Oh well, whatever. Two separate people seem honestly and irreparably
opposed to the idea. I'll just drop it.
I agree with you, but with one caveat. It shouldn't be removed, just
marked as being unverified. If it is marked as such, Wikipedia
specifically abdicates all responsibility for the contents. This way,
the information is still available so *anyone* can verify it, admin or
not.
--
Sam
For some reason I see a huge difference between leaving false
information in and putting a disclaimer at the top and moving the
information to the talk page. Doing the latter still leaves the
information available so anyone can verify it.

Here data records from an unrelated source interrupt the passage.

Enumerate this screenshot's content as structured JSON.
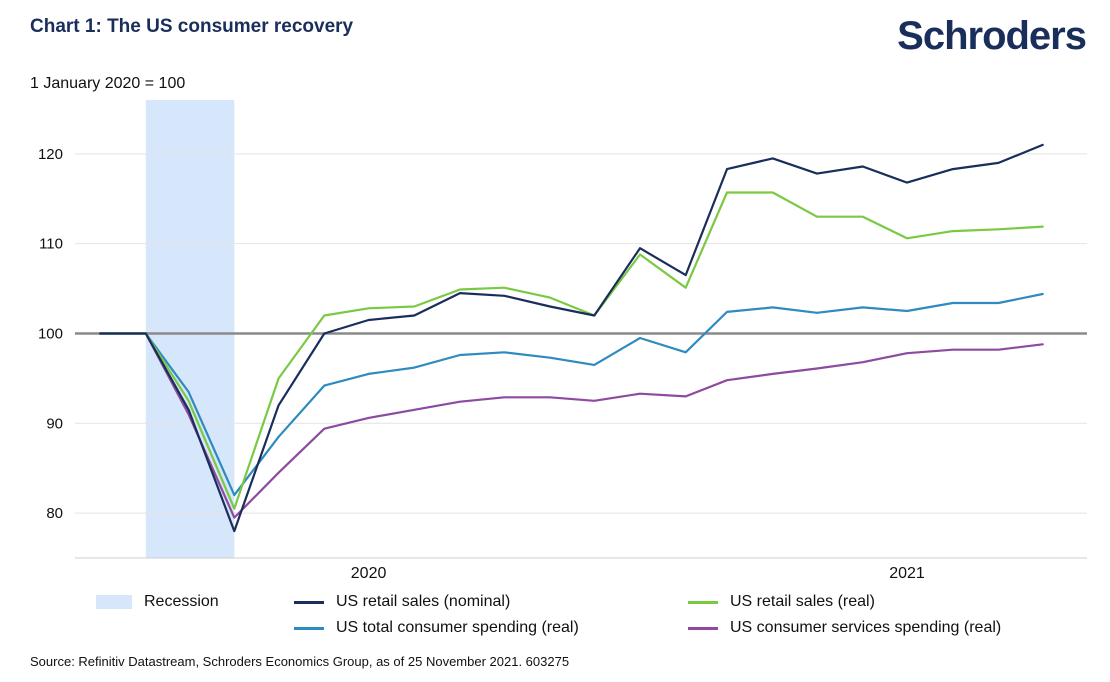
{
  "header": {
    "title": "Chart 1: The US consumer recovery",
    "brand": "Schroders",
    "unit_label": "1 January 2020 = 100"
  },
  "source": "Source: Refinitiv Datastream, Schroders Economics Group, as of 25 November 2021. 603275",
  "colors": {
    "nominal_sales": "#1a2e5c",
    "real_sales": "#7ac943",
    "total_spending": "#2e8bc0",
    "services_spending": "#8e4a9e",
    "recession": "#d6e6fb",
    "baseline": "#8a8a8a",
    "grid": "#e4e4e4"
  },
  "chart_data": {
    "type": "line",
    "title": "Chart 1: The US consumer recovery",
    "ylabel": "1 January 2020 = 100",
    "ylim": [
      75,
      126
    ],
    "yticks": [
      80,
      90,
      100,
      110,
      120
    ],
    "grid": true,
    "baseline": 100,
    "x": [
      "2020-01",
      "2020-02",
      "2020-03",
      "2020-04",
      "2020-05",
      "2020-06",
      "2020-07",
      "2020-08",
      "2020-09",
      "2020-10",
      "2020-11",
      "2020-12",
      "2021-01",
      "2021-02",
      "2021-03",
      "2021-04",
      "2021-05",
      "2021-06",
      "2021-07",
      "2021-08",
      "2021-09",
      "2021-10"
    ],
    "xlim": [
      "2019-12-15",
      "2021-10-31"
    ],
    "xticks": [
      {
        "label": "2020",
        "at": "2020-07-01"
      },
      {
        "label": "2021",
        "at": "2021-07-01"
      }
    ],
    "recession": {
      "label": "Recession",
      "start": "2020-02-01",
      "end": "2020-04-01"
    },
    "series": [
      {
        "name": "US retail sales (nominal)",
        "color_key": "nominal_sales",
        "values": [
          100,
          100,
          91.5,
          78,
          92,
          100,
          101.5,
          102,
          104.5,
          104.2,
          103,
          102,
          109.5,
          106.5,
          118.3,
          119.5,
          117.8,
          118.6,
          116.8,
          118.3,
          119,
          121
        ]
      },
      {
        "name": "US retail sales (real)",
        "color_key": "real_sales",
        "values": [
          100,
          100,
          92.5,
          80.5,
          95,
          102,
          102.8,
          103,
          104.9,
          105.1,
          104,
          102,
          108.8,
          105.1,
          115.7,
          115.7,
          113,
          113,
          110.6,
          111.4,
          111.6,
          111.9
        ]
      },
      {
        "name": "US total consumer spending (real)",
        "color_key": "total_spending",
        "values": [
          100,
          100,
          93.5,
          82,
          88.5,
          94.2,
          95.5,
          96.2,
          97.6,
          97.9,
          97.3,
          96.5,
          99.5,
          97.9,
          102.4,
          102.9,
          102.3,
          102.9,
          102.5,
          103.4,
          103.4,
          104.4
        ]
      },
      {
        "name": "US consumer services spending (real)",
        "color_key": "services_spending",
        "values": [
          100,
          100,
          91,
          79.5,
          84.5,
          89.4,
          90.6,
          91.5,
          92.4,
          92.9,
          92.9,
          92.5,
          93.3,
          93,
          94.8,
          95.5,
          96.1,
          96.8,
          97.8,
          98.2,
          98.2,
          98.8
        ]
      }
    ]
  }
}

Unfortunately, talk pages of deleted articles are candidates for
speedy deletion. But then again, it really doesn't matter, because
history only undeletion can be performed by any admin without a vote.
So if any user wants to verify it, admin or not, just look up the
title in google, write a couple sentences, and request history only
undeletion. Or, alternatively, ask an admin to give you the text of
the article. Either way it's not *that* big of a deal, though I do
feel things would be better if you didn't have to go through that
step.
I'm gonna say one more thing (for this message), and that's that the
current policy already kind of supports this. Anything that isn't
verified can be moved to the talk page, a page which contains no
content is a CSD, and a talk page of a deleted page is itself a CSD.